Qu’est-ce qu’une phobie ?

Une phobie est une peur intense et débilitante d'une situation, d'un objet ou d'une créature spécifique. Les phobies les plus courantes sont la peur du vide, la peur de l'avion, la peur des serpents et la peur des aiguilles. Vous connaissez peut-être certaines phobies par leur nom latin, comme l'arachnophobie, qui désigne la peur des araignées, mais ce nom est rarement utilisé par les psychologues, qui parlent plutôt de "phobie spécifique des araignées".

Les phobies provoquent des niveaux élevés de détresse et d'incapacité chez les personnes diagnostiquées, qui doivent souvent faire de grands efforts pour éviter ces choses qu'elles craignent. Heureusement, les phobies peuvent être traitées. Certains traitements permettent d'éliminer efficacement les symptômes de la peur en quelques heures de travail seulement.

Définition de la phobie spécifique

Une phobie est une peur intense d'une situation ou d'un objet particulier (appelé "stimulus phobique"). Les phobies peuvent concerner presque tout, mais la plupart d'entre elles entrent dans l'une des quatre catégories suivantes :

  • Phobies des animaux - peur des serpents, des araignées, des chiens, etc.
  • Phobies environnementales - peur du vide, des orages, de l'océan, etc.
  • Peur situationnelle : peur de situations spécifiques telles que prendre l'avion ou se trouver dans un espace clos, la peur de mourir.
  • Sang, maladies et blessures - peur des aiguilles, des procédures médicales, du sang, la peur des maladies, etc. 

Beaucoup de gens ont peur de certaines de ces situations - comme les araignées, les serpents et le vide. Ces choses représentent, après tout, un certain niveau de menace. Mais toutes ces personnes ne répondent pas aux critères de la phobie.

Pour être diagnostiquée comme phobie, la peur ressentie par la personne doit être considérée comme excessive ou déraisonnable compte tenu du niveau réel de danger.

La plupart des gens éprouveraient une certaine appréhension à voir une grosse araignée courir sur le sol de leur salon, mais une personne ayant une peur spécifique des araignées pourrait éprouver une anxiété tellement incontrôlable qu'elle serait contrainte de quitter la pièce. Puis être si effrayée par l'expérience vécue qu'elle refuserait d'entrer à nouveau dans la pièce sans vérifier avant chaque centimètre carré pour détecter d'éventuels signes de la présence d'araignées.
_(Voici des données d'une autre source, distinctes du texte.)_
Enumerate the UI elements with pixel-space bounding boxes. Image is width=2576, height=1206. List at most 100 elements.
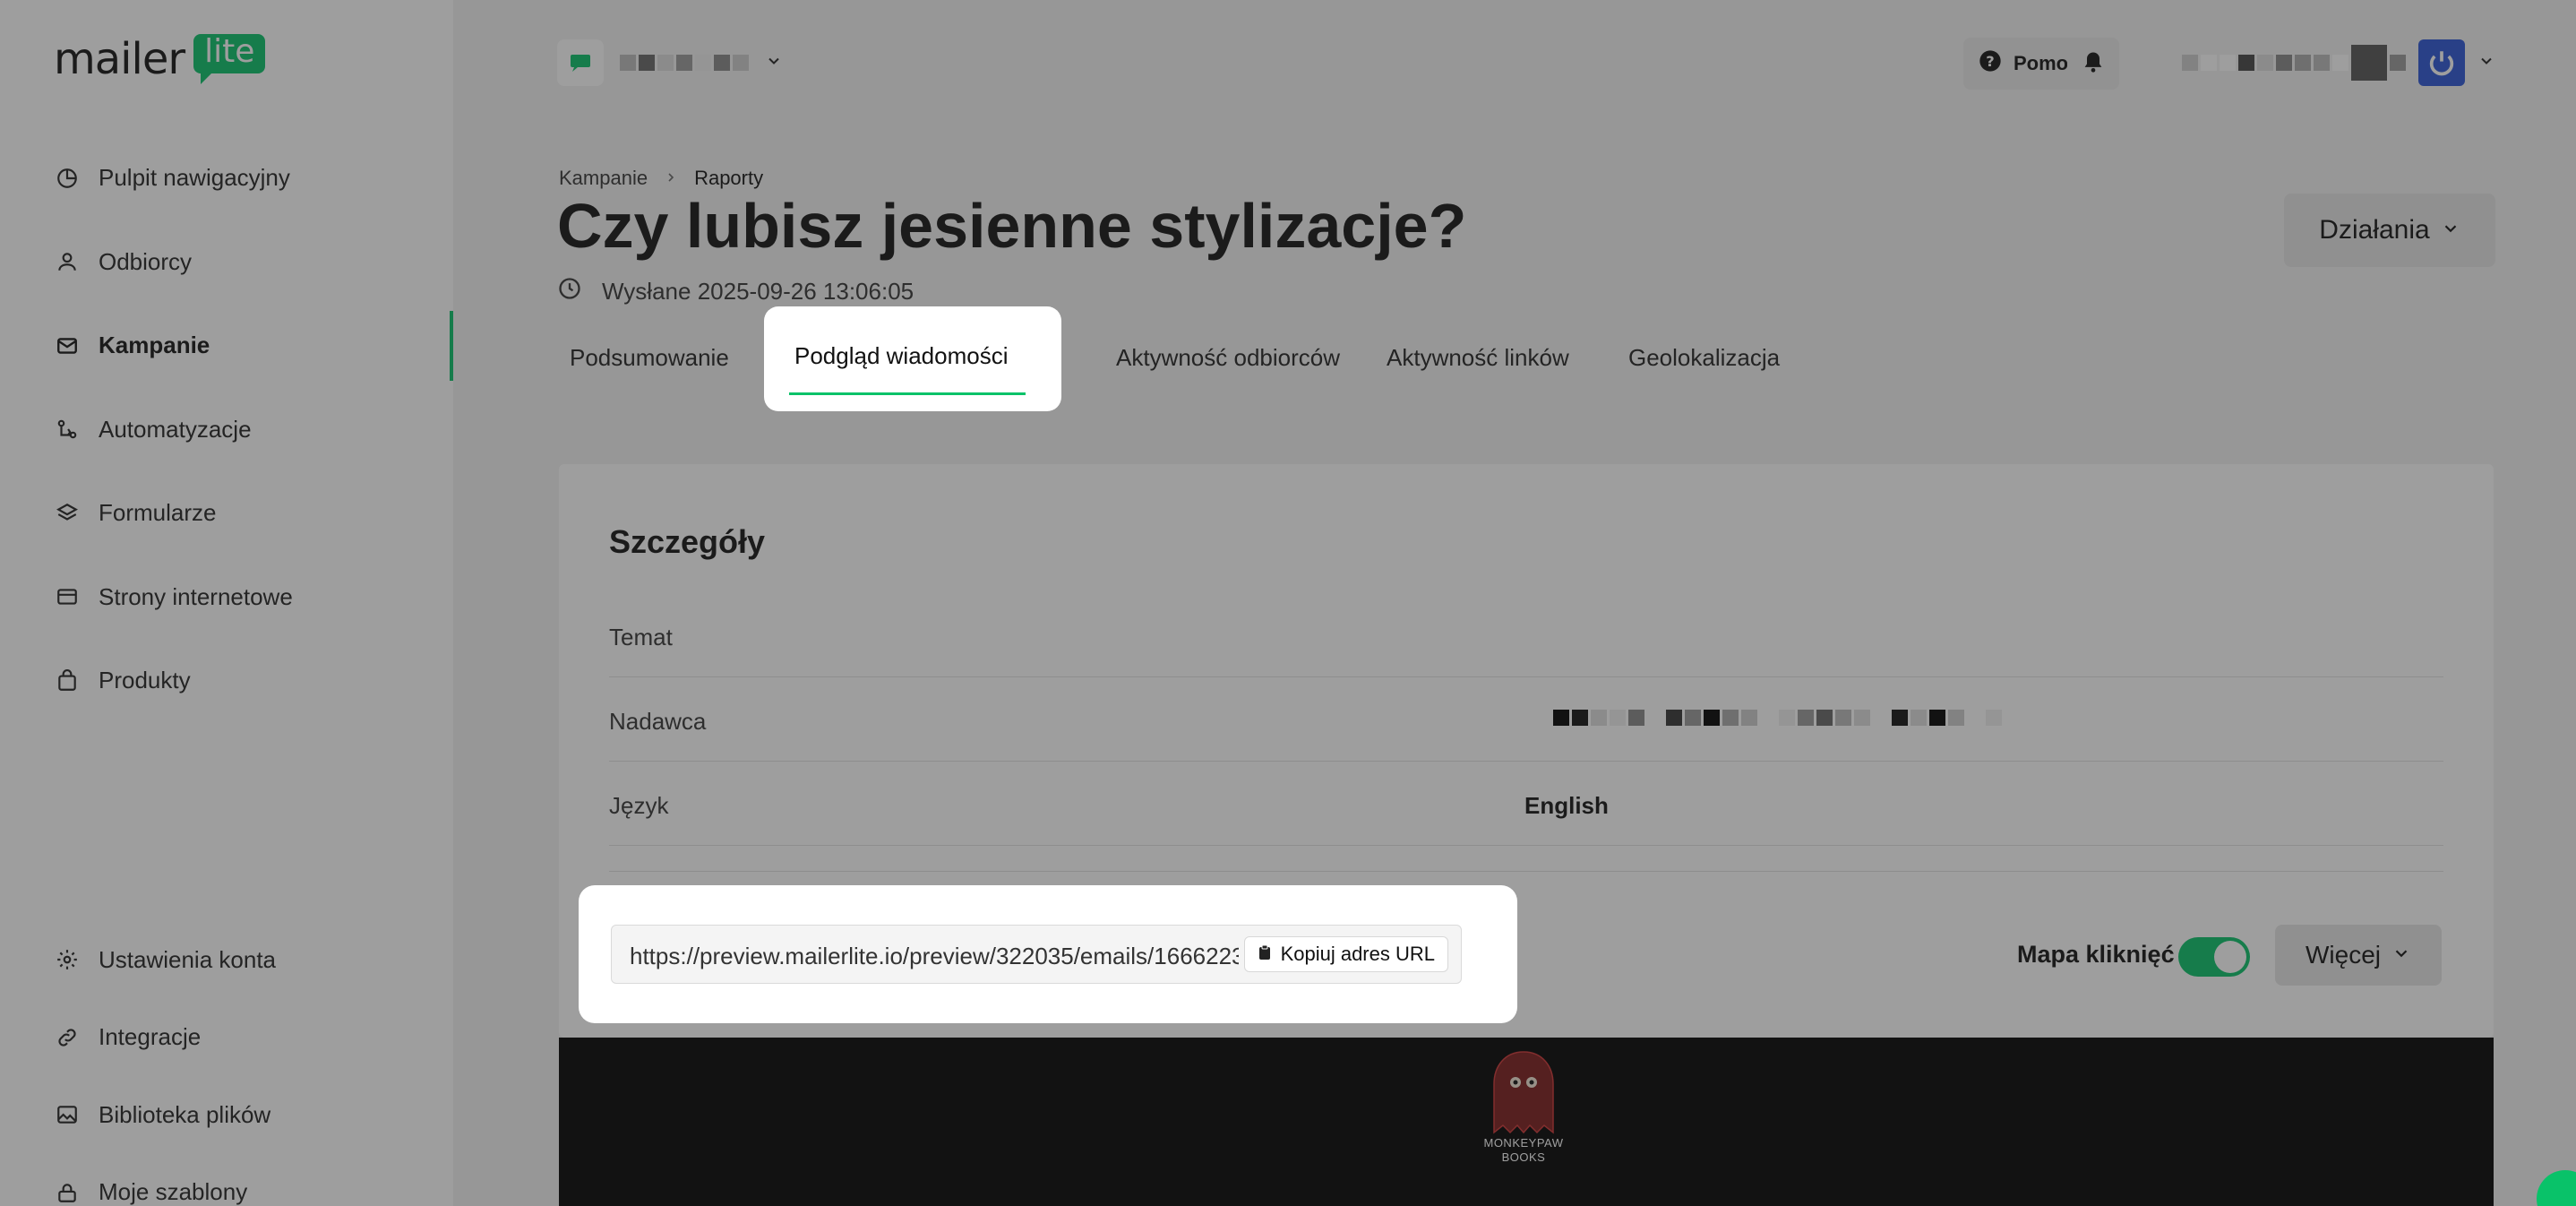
chevron-down-icon	[2441, 215, 2460, 246]
sidebar-item-file-library[interactable]: Biblioteka plików	[0, 1076, 453, 1154]
sidebar-item-websites[interactable]: Strony internetowe	[0, 556, 453, 640]
mailerlite-logo[interactable]: mailer lite	[54, 34, 266, 84]
main-content: ? Pomoc Kampanie Raporty Czy lubisz jesi…	[453, 0, 2576, 1206]
actions-dropdown-button[interactable]: Działania	[2284, 194, 2495, 267]
account-flag-icon	[557, 39, 604, 86]
chevron-down-icon	[765, 52, 783, 74]
logo-badge: lite	[193, 34, 266, 84]
email-brand-line2: BOOKS	[1501, 1150, 1546, 1165]
ghost-icon	[1493, 1051, 1554, 1134]
active-tab-underline	[789, 392, 1026, 395]
lock-icon	[54, 1179, 81, 1206]
sidebar-item-subscribers[interactable]: Odbiorcy	[0, 220, 453, 305]
topbar: ? Pomoc	[453, 0, 2576, 125]
email-brand-line1: MONKEYPAW	[1483, 1136, 1564, 1150]
bell-icon	[2081, 49, 2106, 79]
chevron-down-icon	[2477, 52, 2495, 74]
user-menu[interactable]	[2182, 39, 2495, 86]
click-map-label: Mapa kliknięć	[2017, 941, 2175, 968]
sidebar-item-forms[interactable]: Formularze	[0, 471, 453, 556]
copy-url-label: Kopiuj adres URL	[1280, 943, 1435, 965]
email-brand-logo: MONKEYPAW BOOKS	[1456, 1050, 1591, 1166]
detail-row-sender: Nadawca	[609, 677, 2443, 762]
page-title: Czy lubisz jesienne stylizacje?	[557, 191, 1467, 261]
primary-nav: Pulpit nawigacyjny Odbiorcy Kampanie Aut…	[0, 136, 453, 723]
chevron-right-icon	[664, 167, 678, 190]
sidebar-item-account-settings[interactable]: Ustawienia konta	[0, 921, 453, 999]
sender-redacted	[1553, 710, 2002, 726]
email-brand-name: MONKEYPAW BOOKS	[1483, 1136, 1563, 1166]
link-icon	[54, 1024, 81, 1051]
website-icon	[54, 583, 81, 610]
preview-url-text: https://preview.mailerlite.io/preview/32…	[630, 943, 1239, 969]
shopping-bag-icon	[54, 668, 81, 694]
chevron-down-icon	[2391, 941, 2411, 969]
sidebar-item-label: Kampanie	[99, 332, 210, 359]
sidebar-item-label: Automatyzacje	[99, 415, 252, 443]
more-label: Więcej	[2305, 941, 2381, 969]
sidebar-item-label: Strony internetowe	[99, 582, 293, 610]
tab-geolocation[interactable]: Geolokalizacja	[1628, 308, 1780, 407]
sidebar-item-label: Moje szablony	[99, 1178, 248, 1206]
user-name-redacted	[2182, 45, 2406, 81]
sidebar-item-label: Produkty	[99, 667, 191, 694]
avatar[interactable]	[2418, 39, 2465, 86]
more-dropdown-button[interactable]: Więcej	[2275, 925, 2442, 986]
sidebar: mailer lite Pulpit nawigacyjny Odbiorcy …	[0, 0, 453, 1206]
sidebar-item-products[interactable]: Produkty	[0, 639, 453, 723]
sidebar-item-label: Odbiorcy	[99, 247, 193, 275]
breadcrumb-parent[interactable]: Kampanie	[559, 167, 648, 190]
tab-link-activity[interactable]: Aktywność linków	[1387, 308, 1569, 407]
gear-icon	[54, 946, 81, 973]
toggle-knob	[2214, 941, 2246, 973]
sent-timestamp: Wysłane 2025-09-26 13:06:05	[557, 276, 914, 307]
tab-label: Aktywność odbiorców	[1116, 343, 1340, 371]
automation-icon	[54, 416, 81, 443]
dashboard-icon	[54, 165, 81, 192]
divider	[609, 871, 2443, 872]
sidebar-item-automations[interactable]: Automatyzacje	[0, 388, 453, 472]
click-map-toggle[interactable]	[2178, 937, 2250, 977]
account-name-redacted	[620, 55, 749, 71]
tab-label: Geolokalizacja	[1628, 343, 1781, 371]
logo-word: mailer	[54, 34, 185, 84]
account-switcher[interactable]	[557, 39, 783, 86]
tab-subscriber-activity[interactable]: Aktywność odbiorców	[1116, 308, 1340, 407]
tab-label: Podsumowanie	[570, 343, 729, 371]
detail-row-language: Język English	[609, 762, 2443, 846]
sidebar-item-dashboard[interactable]: Pulpit nawigacyjny	[0, 136, 453, 220]
mail-icon	[54, 332, 81, 359]
sidebar-item-integrations[interactable]: Integracje	[0, 999, 453, 1077]
sidebar-item-label: Integracje	[99, 1023, 202, 1051]
layers-icon	[54, 500, 81, 527]
breadcrumb: Kampanie Raporty	[559, 167, 763, 190]
detail-row-subject: Temat	[609, 593, 2443, 677]
tab-label: Aktywność linków	[1387, 343, 1569, 371]
breadcrumb-current: Raporty	[694, 167, 764, 189]
user-icon	[54, 248, 81, 275]
sidebar-item-campaigns[interactable]: Kampanie	[0, 304, 453, 388]
copy-url-button[interactable]: Kopiuj adres URL	[1243, 936, 1448, 972]
sidebar-item-label: Ustawienia konta	[99, 945, 276, 973]
notifications-button[interactable]	[2067, 38, 2119, 90]
details-title: Szczegóły	[609, 523, 766, 560]
detail-label: Temat	[609, 624, 673, 650]
highlight-tab-message-preview[interactable]: Podgląd wiadomości	[764, 306, 1061, 411]
email-preview: MONKEYPAW BOOKS	[559, 1038, 2494, 1206]
sent-label: Wysłane 2025-09-26 13:06:05	[602, 278, 914, 305]
svg-text:?: ?	[1986, 53, 1994, 70]
sidebar-item-my-templates[interactable]: Moje szablony	[0, 1154, 453, 1206]
secondary-nav: Ustawienia konta Integracje Biblioteka p…	[0, 921, 453, 1206]
clock-icon	[557, 276, 582, 307]
question-circle-icon: ?	[1978, 48, 2003, 79]
sidebar-item-label: Biblioteka plików	[99, 1100, 271, 1128]
clipboard-icon	[1258, 943, 1272, 966]
preview-url-field[interactable]: https://preview.mailerlite.io/preview/32…	[611, 925, 1462, 984]
sidebar-item-label: Pulpit nawigacyjny	[99, 164, 290, 192]
tab-summary[interactable]: Podsumowanie	[570, 308, 729, 407]
detail-label: Nadawca	[609, 708, 707, 735]
image-icon	[54, 1101, 81, 1128]
detail-label: Język	[609, 792, 669, 819]
sidebar-item-label: Formularze	[99, 499, 217, 527]
actions-label: Działania	[2319, 215, 2430, 245]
Une phobie provoque également une détresse ou une déficience extrême. Une personne atteinte de phobie peut être constamment sur les nerfs et vivre dans la crainte de la prochaine rencontre avec le stimulus phobique. Ses craintes peuvent l'empêcher de se rendre dans certains endroits, ou perturber considérablement sa vie. Une personne qui développe une peur du vide par exemple peut être obligée de déménager si elle vit dans un immeuble. Une personne qui a la phobie des espaces clos peut être obligée de se rendre au travail à pied plutôt qu'en voiture ou en transports en commun.

Les symptômes spécifiques de la phobie

Comme tous les troubles anxieux, les phobies peuvent produire des symptômes physiques, cognitifs, émotionnels et comportementaux. En d'autres termes, elles peuvent affecter la façon dont nous nous sentons, pensons et agissons lorsque nous pensons à notre stimulus phobique ou que nous le subissons.

Les symptômes physiques

  • Sueurs
  • Tremblement
  • Bouffées de chaleur
  • Frissons
  • Essoufflement ou difficulté à respirer
  • Augmentation du rythme cardiaque
  • Gêne thoracique
  • Nausées
  • Céphalées (maux de tête)
  • Vertiges
  • Bouche sèche
  • Fatigue
  • Tension musculaire

Les symptômes cognitifs

Les phobies ont tendance à déclencher des pensées automatiques sur le stimulus phobique et sur la capacité de l'individu à faire face à la détresse qu'il provoque. Ces pensées sont négatives et surestiment souvent fortement la probabilité ou la gravité que l'événement craint n'arrive.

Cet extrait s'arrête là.